Protokoll der Sitzung vom 22.11.2018

Die Rentenversicherung im ALG-II-Bezug haben Sie angesprochen unter 1.d). Die wurde gerade 2011 mit der Begründung abgeschafft, weil der Wegfall der Rentenversicherungspflicht für Bezieher von Arbeitslosengeld II systemgerecht sei. „Die Leistungen eines Fürsorgesystems dienen dazu“ – das ist der O-Ton, ich zitiere mit Erlaubnis der Präsidentin –, „akute Hilfebedürftigkeit zu beseitigen. Ihnen kommt dagegen nicht die Funktion zu, bereits im Voraus pauschal Leistungen zu erbringen, um eine vielleicht zu einem späteren Zeitpunkt eintretende Hilfebedürftigkeit durch Begründung versicherungsrechtlicher Rentenanwartschaften zu beseitigen.“ Zitatende. Da kann man grundsätzlich anderer Auffassung sein. Das will ich Ihnen gerne zubilligen.

(Peter Ritter, DIE LINKE: Na wenigstens was!)

Dann aber: „das Niveau der Altersrenten auf 53 Prozent angehoben wird“ – ja, mehr geht immer. 48 Prozent kann man durchaus diskutieren, langt es denn hin, vor allen Dingen in Zukunft. In diesem Falle ging es auf jeden Fall zulasten derjenigen, die die Rente erarbeiten müssen, und mit dem jüngsten Rentenpaket wurde auf Initiative der SPD, von uns wurde das als doppelte Haltelinie bezeichnet, erreicht, das Rentenniveau, wir haben es jetzt mehrfach gehört, soll bis 2025 bei 48 Prozent stabil gehalten werden und der Beitragssatz 20 Prozent nicht übersteigen. Frau Ministerin sagte es schon, davon profitieren rund 21 Millionen Rentnerinnen und Rentner, ohne die junge Generation über Gebühr zu belasten.

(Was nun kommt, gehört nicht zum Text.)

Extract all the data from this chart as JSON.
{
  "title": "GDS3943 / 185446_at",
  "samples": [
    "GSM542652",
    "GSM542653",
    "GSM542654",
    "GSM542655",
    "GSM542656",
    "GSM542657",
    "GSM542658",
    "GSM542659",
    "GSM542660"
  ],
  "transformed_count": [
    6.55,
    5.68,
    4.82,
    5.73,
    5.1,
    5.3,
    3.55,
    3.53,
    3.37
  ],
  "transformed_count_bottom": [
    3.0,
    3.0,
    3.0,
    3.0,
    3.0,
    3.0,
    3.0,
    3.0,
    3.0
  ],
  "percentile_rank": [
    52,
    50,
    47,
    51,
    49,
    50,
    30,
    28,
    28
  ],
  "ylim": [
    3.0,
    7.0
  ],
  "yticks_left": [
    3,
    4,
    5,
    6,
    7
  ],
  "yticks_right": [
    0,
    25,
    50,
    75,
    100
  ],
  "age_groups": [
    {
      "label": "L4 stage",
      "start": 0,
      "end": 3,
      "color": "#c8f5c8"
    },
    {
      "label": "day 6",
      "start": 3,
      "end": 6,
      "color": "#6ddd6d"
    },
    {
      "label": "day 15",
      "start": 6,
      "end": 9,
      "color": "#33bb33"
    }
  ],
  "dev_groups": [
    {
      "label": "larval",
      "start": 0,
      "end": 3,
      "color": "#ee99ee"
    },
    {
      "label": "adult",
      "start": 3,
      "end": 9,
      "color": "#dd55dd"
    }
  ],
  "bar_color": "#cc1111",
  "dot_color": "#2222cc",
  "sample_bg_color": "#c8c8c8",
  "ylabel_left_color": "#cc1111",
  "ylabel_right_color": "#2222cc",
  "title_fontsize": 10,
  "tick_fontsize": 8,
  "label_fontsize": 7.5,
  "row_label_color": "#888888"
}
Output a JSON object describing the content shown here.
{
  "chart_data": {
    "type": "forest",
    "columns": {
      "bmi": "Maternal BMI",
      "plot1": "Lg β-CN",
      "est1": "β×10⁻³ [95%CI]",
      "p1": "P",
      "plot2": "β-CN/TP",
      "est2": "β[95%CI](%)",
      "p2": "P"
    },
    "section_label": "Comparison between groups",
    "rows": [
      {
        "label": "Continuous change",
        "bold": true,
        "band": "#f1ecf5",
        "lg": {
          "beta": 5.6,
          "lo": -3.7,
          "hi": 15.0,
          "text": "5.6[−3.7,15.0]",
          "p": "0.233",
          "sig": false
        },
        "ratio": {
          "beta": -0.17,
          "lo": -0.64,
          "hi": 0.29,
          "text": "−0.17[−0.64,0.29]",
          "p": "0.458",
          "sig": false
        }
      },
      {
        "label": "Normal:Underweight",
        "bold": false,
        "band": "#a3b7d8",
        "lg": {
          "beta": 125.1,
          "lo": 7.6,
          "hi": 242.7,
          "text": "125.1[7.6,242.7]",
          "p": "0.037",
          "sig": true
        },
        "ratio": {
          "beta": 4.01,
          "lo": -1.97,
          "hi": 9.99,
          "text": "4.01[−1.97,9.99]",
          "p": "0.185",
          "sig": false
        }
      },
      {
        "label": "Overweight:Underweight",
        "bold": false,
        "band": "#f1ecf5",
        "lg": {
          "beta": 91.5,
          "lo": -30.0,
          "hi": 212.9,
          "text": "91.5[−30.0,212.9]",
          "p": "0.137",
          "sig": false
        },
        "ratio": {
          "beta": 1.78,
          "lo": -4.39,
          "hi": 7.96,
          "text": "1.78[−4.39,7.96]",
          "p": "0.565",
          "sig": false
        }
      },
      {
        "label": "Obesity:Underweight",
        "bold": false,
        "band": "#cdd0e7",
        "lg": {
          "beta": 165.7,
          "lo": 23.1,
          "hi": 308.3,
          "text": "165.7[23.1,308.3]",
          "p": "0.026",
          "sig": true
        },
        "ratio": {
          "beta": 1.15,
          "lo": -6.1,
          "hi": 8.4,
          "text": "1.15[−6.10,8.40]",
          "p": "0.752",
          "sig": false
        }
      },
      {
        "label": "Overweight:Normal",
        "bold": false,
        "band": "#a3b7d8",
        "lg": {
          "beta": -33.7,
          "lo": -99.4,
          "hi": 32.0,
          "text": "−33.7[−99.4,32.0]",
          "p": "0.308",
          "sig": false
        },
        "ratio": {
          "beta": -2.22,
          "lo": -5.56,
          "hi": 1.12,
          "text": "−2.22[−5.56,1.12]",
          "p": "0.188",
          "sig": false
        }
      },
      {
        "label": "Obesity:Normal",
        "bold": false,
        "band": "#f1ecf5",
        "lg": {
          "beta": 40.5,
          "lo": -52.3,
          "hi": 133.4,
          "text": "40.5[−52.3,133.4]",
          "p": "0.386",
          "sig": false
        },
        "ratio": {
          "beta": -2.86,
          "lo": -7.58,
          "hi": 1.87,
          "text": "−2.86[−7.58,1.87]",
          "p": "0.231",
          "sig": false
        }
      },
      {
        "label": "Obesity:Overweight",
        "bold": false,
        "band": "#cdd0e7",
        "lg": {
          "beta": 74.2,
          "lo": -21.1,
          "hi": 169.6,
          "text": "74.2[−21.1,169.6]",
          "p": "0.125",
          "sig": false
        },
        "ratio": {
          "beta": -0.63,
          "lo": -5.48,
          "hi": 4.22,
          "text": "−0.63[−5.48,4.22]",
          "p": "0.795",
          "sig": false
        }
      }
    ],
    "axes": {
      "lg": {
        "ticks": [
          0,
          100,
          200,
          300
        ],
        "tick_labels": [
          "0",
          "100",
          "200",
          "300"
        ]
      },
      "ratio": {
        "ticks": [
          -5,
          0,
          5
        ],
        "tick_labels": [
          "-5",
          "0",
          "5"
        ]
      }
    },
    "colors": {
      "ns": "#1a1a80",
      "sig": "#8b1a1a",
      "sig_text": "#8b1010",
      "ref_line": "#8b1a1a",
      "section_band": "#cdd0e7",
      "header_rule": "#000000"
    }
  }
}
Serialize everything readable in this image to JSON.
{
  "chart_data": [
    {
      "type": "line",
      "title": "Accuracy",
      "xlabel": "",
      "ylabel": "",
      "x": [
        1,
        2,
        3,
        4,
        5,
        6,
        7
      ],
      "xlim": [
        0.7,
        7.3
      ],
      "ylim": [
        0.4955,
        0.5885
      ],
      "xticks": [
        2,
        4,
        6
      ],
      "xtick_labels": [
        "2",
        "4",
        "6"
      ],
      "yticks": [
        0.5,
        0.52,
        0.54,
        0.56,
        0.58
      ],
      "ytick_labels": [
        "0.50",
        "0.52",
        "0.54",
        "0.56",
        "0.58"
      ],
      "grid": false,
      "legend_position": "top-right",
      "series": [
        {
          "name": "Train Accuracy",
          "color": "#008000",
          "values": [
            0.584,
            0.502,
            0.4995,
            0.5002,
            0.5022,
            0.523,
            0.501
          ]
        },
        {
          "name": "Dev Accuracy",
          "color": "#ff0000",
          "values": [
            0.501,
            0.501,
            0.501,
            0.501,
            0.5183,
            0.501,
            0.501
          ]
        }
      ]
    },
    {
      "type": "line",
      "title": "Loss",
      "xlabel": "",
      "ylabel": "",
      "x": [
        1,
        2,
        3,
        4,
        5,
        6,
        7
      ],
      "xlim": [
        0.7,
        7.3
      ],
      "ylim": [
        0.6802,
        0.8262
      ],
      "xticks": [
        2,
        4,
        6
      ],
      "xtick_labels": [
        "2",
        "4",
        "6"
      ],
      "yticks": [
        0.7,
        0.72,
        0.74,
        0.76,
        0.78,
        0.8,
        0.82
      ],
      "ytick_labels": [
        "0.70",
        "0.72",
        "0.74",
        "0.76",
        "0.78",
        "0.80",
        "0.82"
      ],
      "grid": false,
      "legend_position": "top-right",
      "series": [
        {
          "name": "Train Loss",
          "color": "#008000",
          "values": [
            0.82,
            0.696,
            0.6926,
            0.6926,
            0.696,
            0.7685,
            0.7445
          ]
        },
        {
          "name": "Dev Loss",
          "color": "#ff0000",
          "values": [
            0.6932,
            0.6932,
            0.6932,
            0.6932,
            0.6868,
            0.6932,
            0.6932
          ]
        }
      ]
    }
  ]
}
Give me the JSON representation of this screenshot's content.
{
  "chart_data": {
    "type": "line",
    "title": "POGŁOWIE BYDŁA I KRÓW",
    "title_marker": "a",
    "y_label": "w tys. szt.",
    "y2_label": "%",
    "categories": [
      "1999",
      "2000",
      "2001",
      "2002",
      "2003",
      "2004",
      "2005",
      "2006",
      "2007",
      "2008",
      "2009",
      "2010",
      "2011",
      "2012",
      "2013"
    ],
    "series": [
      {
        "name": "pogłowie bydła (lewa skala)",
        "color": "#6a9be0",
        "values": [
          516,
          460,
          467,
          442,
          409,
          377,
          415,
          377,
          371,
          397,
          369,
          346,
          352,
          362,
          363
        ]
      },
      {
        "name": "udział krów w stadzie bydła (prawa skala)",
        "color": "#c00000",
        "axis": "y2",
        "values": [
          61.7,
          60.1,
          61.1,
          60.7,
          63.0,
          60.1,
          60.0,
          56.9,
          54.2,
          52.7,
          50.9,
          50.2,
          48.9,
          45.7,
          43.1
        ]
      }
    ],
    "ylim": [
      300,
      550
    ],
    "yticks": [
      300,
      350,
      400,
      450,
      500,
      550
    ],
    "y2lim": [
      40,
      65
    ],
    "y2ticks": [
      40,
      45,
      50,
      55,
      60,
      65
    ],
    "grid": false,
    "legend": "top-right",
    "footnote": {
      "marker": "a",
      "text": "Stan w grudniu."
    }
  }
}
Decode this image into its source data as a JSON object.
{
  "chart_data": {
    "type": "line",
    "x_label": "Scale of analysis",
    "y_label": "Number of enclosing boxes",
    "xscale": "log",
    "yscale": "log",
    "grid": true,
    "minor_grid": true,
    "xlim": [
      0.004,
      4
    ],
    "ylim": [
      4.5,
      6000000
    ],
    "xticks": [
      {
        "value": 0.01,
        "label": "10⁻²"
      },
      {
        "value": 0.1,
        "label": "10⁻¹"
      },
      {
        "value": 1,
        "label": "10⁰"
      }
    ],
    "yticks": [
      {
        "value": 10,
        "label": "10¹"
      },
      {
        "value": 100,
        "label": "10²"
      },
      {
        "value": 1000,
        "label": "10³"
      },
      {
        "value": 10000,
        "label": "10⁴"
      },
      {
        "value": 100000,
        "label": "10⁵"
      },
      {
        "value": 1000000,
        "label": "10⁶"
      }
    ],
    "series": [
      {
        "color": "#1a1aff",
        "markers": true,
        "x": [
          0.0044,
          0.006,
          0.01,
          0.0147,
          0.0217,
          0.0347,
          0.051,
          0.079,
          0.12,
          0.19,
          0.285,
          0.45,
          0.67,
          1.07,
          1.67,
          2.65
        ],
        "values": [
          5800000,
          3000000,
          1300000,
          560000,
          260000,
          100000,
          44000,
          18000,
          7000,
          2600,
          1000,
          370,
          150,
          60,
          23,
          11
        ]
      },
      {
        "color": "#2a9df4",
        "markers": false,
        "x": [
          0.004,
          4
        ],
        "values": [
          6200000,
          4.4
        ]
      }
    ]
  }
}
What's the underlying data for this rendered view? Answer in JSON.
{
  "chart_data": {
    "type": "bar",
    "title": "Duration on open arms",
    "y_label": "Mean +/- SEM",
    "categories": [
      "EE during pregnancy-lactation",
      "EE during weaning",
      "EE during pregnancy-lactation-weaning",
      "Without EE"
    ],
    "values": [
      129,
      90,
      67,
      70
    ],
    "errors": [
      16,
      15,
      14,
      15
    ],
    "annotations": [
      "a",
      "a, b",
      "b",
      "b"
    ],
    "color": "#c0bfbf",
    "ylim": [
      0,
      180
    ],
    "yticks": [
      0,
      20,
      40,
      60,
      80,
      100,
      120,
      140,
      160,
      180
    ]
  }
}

Wir haben es 2014 als SPD erreicht, dass die abschlagsfreie Rente ab 63 vereinbart wurde bei 45 Versicherungsjahren. Nun stellen Sie die Forderung auf, „abschlagsfreie Altersrente bei 40 Versicherungsjahren“ einführen, „spätestens mit der Vollendung des 65. Lebensjahres“. Da sage ich nur, mehr geht immer. Wir haben 2014 gerade eine Vereinbarung – wie ich finde, eine sehr gute Vereinbarung – getroffen, um die Menschen, die hier

45 Jahre ihre Arbeit geleistet haben, auch dadurch zu würdigen.

Die „solidarische Versicherung aller Bürgerinnen und Bürger“ – ja, halte ich für einen guten Vorschlag.

Die „vermögensgeprüfte gesetzliche Mindestrente von 1.050 Euro“ möchten Sie mit diesem Antrag einführen. Auch die SPD hat im letzten Regierungsprogramm gefordert: „Wer 35 Jahre oder länger Beiträge gezahlt hat und/oder Zeiten für Kindererziehung und Pflege angerechnet bekommt, soll einen Anspruch auf eine gesetzliche Solidarrente haben, sofern keine ausreichende Anzahl an Entgeltpunkten und kein umfangreiches sonstiges Einkommen im Haushalt vorhanden ist. Mit der Solidarrente wollen wir ein Alterseinkommen für langjährig Beschäftigte gewährleisten, das 10 Prozent über dem durchschnittlichen Grundsicherungsanspruch am Wohnort liegt. Regional unterschiedliche Wohnkosten werden so berücksichtigt.“ Leider haben wir für dieses Ansinnen keine politische Mehrheit gefunden.

(Peter Ritter, DIE LINKE: Schade, ne?)

Und dann die Diskussion „Mindestlohn 12 Euro“, da werden Sie sagen, Olaf Scholz hat es ja auch verlangt.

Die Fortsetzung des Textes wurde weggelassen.